I have a back up of the VM incase the original gets infected or corrupted. I have an image of the whole drive incase the drive just crashes.
On top of this I believe that there is a way to make a VM of your Mac as well. I believe it pretty much says it on VMWare. So on the other side you could probably do the opposite and drag stuff into Mac VM and run window natively when needed but need to again parse out something with a Mac tool.

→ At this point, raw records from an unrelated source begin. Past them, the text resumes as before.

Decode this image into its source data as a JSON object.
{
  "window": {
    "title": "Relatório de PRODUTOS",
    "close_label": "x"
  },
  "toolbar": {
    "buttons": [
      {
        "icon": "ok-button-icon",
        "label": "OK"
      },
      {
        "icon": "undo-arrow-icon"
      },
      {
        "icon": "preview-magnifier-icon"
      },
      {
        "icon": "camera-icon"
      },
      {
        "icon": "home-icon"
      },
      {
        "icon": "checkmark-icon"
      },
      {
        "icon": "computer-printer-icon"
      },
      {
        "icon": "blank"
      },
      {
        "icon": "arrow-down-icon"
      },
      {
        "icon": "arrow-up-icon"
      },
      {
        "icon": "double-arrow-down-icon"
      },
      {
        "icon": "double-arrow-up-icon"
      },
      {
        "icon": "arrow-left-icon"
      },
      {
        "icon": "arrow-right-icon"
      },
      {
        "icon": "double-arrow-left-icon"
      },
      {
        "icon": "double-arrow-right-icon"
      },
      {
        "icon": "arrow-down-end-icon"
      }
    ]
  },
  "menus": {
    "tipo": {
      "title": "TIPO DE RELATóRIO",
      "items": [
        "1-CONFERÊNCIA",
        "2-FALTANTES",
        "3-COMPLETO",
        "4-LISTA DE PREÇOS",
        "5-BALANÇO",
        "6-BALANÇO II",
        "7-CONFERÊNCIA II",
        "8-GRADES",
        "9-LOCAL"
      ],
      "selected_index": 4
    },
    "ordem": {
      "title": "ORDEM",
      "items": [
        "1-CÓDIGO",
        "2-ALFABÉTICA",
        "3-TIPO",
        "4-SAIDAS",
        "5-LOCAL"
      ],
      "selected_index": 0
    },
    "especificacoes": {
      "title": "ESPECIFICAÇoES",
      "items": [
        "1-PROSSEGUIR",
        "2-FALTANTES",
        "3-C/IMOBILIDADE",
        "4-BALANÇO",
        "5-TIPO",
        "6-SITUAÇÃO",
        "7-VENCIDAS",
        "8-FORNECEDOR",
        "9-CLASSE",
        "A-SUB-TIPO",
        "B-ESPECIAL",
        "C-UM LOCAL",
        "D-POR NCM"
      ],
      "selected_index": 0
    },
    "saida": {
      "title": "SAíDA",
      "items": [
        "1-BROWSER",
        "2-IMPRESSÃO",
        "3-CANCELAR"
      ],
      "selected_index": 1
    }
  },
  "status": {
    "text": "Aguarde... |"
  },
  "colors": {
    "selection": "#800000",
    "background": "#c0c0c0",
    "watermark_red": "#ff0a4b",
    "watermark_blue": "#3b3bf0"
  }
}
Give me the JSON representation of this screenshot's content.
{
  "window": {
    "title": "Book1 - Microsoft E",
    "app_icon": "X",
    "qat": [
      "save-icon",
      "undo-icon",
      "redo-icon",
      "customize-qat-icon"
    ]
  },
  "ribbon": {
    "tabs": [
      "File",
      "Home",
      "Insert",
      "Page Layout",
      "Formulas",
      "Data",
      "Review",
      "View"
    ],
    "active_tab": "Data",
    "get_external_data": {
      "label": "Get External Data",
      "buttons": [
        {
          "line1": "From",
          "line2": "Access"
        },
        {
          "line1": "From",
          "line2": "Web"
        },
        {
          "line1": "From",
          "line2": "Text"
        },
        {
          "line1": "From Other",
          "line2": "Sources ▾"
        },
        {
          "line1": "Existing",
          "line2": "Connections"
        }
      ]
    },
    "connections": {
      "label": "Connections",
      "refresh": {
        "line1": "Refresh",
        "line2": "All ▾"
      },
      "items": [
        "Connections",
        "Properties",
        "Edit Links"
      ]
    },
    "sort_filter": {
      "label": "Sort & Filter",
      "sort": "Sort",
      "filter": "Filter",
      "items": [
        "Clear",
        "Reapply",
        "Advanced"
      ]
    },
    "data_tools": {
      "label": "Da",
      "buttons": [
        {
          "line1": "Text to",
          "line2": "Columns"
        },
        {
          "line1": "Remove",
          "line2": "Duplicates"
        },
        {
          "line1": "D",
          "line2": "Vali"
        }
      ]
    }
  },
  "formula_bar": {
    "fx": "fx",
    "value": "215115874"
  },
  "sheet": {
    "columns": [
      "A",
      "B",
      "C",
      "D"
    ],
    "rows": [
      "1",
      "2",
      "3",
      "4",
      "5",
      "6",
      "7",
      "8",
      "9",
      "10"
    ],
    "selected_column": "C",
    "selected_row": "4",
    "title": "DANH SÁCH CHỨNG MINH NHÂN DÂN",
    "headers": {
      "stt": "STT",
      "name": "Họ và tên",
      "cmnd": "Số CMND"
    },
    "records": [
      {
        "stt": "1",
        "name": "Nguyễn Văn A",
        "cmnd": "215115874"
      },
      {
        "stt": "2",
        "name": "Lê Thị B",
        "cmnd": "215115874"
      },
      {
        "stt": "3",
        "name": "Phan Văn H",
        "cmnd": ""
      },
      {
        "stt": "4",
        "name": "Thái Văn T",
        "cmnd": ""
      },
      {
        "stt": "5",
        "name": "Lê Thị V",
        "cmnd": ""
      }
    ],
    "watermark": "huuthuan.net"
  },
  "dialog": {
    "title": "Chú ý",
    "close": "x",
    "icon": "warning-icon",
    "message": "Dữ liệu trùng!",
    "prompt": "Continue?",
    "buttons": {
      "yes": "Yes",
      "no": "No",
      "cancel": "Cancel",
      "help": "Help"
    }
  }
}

Without a doubt your gonna have to get more personalized with the Mac to see all it can do. But we have discovered that there are just several things that are just native to Mac that help out. If there is one thing I can say about the Mac I like the most is the print to PDF option.
The one thing I will say is make sure you have a laptop with windows on it that is not a Mac. I have seen some tools that just do not work on apple architecture for some reason. They want what many would consider a windows machine. EG Dell or gateway box. IXAM is one of those such tools.
Hope this helps you out.
I have 3 of those under my desk now.
I just removed the HD that came with it and put it aside - to use for my MAC cases.
I then put in new drives and installed Windows 7 Ultimate and off we went.
I also beefed the RAM as high as I could afford.
No issues whatsoever running Windows on the Mac. That is one of the primary machines we use and we all have basically the same setup with FTK3 and Encase installed.
We use a three drive install to separate out the functions of the OS, pagefile and temp file for FTK. Then our evidence drives are additional.
Cheers
What Bobby said…
Also really depends if you are using the Mac as an
Acquisition platform
Examination platform
If exam
To examine Mac, iOS, *nix, Win
Acquisitions you have some limitation on the external attachments as there is no (affordable) Thunderbolt docks at this point. The option of Firewire and USB 2 leaves much to be desired.
For Mac exams you really can't beat Mac on Mac sexiness. Several of the tools cited work really well - BlackLight being the most robust IMO. If you are doing iOS acqustions and examinations, free tools like Lantern Lite rock for acquisitions and the exam tool is priced moderately.
The OS X platform is also very friendly for programming languages.
Bootcamp and VM's work really well if you want to nest in Windows as well.
Tools are tools - YMMV. So you are at point A - MacBook in hand, where is point B - what you want to accomplish?